The construction crew prepares the adaptation of a local disabled resident's house.
Wheelchairs and other mobility aids make disabled people more resilient.
The “Inclusive Emergency Map” provides ONG with detailed information on local resident disabilities subsequent to individual authorisation.

Progress evaluation: further developments in Peňaflor risk management project

One year after being rewarded with the 2014 RISK Award, ONG Inclusiva from Peňaflor is meeting with great success in the implementation of its project for disabled residents. The introduction of emergency action plans and the use of maps, mobility aids and other tools have improved the risk situation significantly.

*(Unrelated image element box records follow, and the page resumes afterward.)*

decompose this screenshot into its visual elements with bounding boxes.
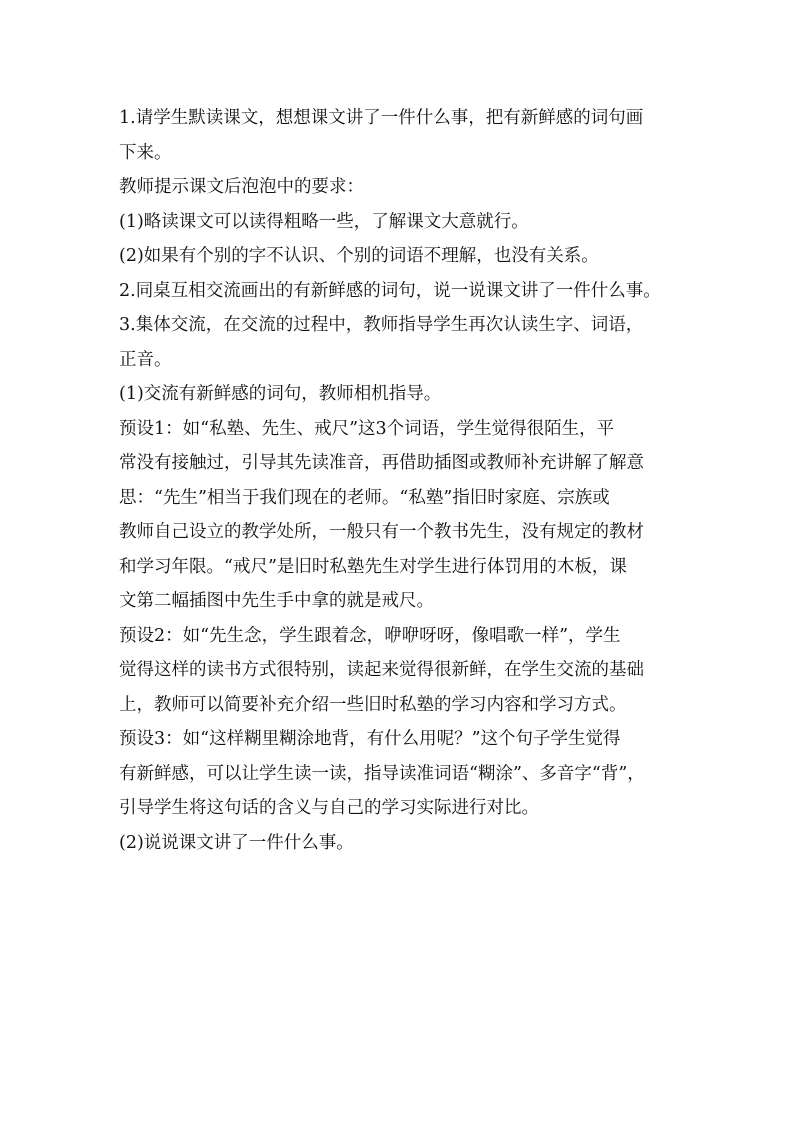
- text-line: 觉得这样的读书方式很特别，读起来觉得很新鲜，在学生交流的基础: [119, 660, 644, 680]
- text-line: 下来。: [119, 142, 172, 163]
- text-line: 正音。: [119, 349, 172, 370]
- text-line: 引导学生将这句话的含义与自己的学习实际进行对比。: [119, 798, 539, 818]
- text-line: 教师提示课文后泡泡中的要求：: [119, 177, 364, 197]
- text-line: (1)略读课文可以读得粗略一些，了解课文大意就行。: [119, 211, 529, 232]
- text-line: (2)如果有个别的字不认识、个别的词语不理解，也没有关系。: [119, 246, 599, 266]
- text-line: 常没有接触过，引导其先读准音，再借助插图或教师补充讲解了解意: [119, 453, 644, 473]
- text-line: 上，教师可以简要补充介绍一些旧时私塾的学习内容和学习方式。: [119, 694, 627, 715]
- text-line: (2)说说课文讲了一件什么事。: [119, 832, 354, 853]
- text-line: 1.请学生默读课文，想想课文讲了一件什么事，把有新鲜感的词句画: [119, 108, 644, 128]
- text-line: 3.集体交流，在交流的过程中，教师指导学生再次认读生字、词语，: [119, 315, 644, 335]
- text-line: 预设1：如“私塾、先生、戒尺”这3个词语，学生觉得很陌生，平: [119, 418, 615, 439]
- text-line: 和学习年限。“戒尺”是旧时私塾先生对学生进行体罚用的木板，课: [119, 556, 627, 577]
- text-line: 有新鲜感，可以让学生读一读，指导读准词语“糊涂”、多音字“背”，: [119, 763, 645, 784]
- text-line: 预设3：如“这样糊里糊涂地背，有什么用呢？”这个句子学生觉得: [119, 729, 621, 749]
- text-line: 预设2：如“先生念，学生跟着念，咿咿呀呀，像唱歌一样”，学生: [119, 625, 621, 646]
- text-line: 教师自己设立的教学处所，一般只有一个教书先生，没有规定的教材: [119, 522, 644, 542]
- text-line: 文第二幅插图中先生手中拿的就是戒尺。: [119, 591, 434, 611]
- text-line: (1)交流有新鲜感的词句，教师相机指导。: [119, 384, 442, 404]
- text-line: 思：“先生”相当于我们现在的老师。“私塾”指旧时家庭、宗族或: [119, 487, 610, 508]
- body-text: [119, 101, 679, 860]
- text-line: 2.同桌互相交流画出的有新鲜感的词句，说一说课文讲了一件什么事。: [119, 280, 661, 301]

The organisation’s main objective is to reduce domestic barriers for disabled people in an emergency situation and so achieve an inclusive community. ONG Inclusiva is proceeding in line with the project's initial principle: “People with disabilities are more vulnerable to disaster because of architectural, cultural and technological barriers. To reduce disaster risks for people with disabilities, all these barriers will be eliminated and every procedure must be inclusive, thus making Peñaflor Town resilient for all”. In March 2015, one year after winning the RISK Award, ONG Inclusiva shows how its work has progressed.

To map and then equip local disabled households, the aid organisation has worked out an action plan. Along with its partner the Peñaflor Government, it is interviewing potential households for the selection of project participants. With the help of architects and physical therapists, not only is the condition of the disabled person's home but also the extent of disability evaluated to provide an individual solution package for each person. The Inclusiva crew is subsequently able to prepare and deliver tailored, personalised mobility aids for the selected participants.

The construction crew of local volunteers is coordinated by ONG Inclusiva. Several homes have already been adapted in line with the emergency plan requirements and have been fitted with such things as emergency exits or special ramps to reduce barriers. A lot more will follow. A storage house has also been built for all the materials and working equipment so that they are available for use at short notice. In addition to home adaptation measures, participants have also been provided with mobility aids such as wheelchairs or walking sticks. “Without technical aids, mobility is severely reduced”, said Carlos Kaiser, Director of ONG, “that is why technical aids are a key part of the project.”

As a supplementary measure, the organisation also provides the inhabitants of Peñaflor town with educational material on the “Inclusive family emergency plan”. This tool helps educate the local residents about sustainable coping strategies in the case of emergencies and in this way also brings the project closer to its goals.

To finalise the project, more new project partners will be involved: further research will be pursued in a new cooperation programme with the UTEM University (Technological Metropolitan University Chile) during which project outcomes will be evaluated and systematised. With additional manpower, the next step will be to extend the risk maps to cover more communities and share the risk management methods with more vulnerable people.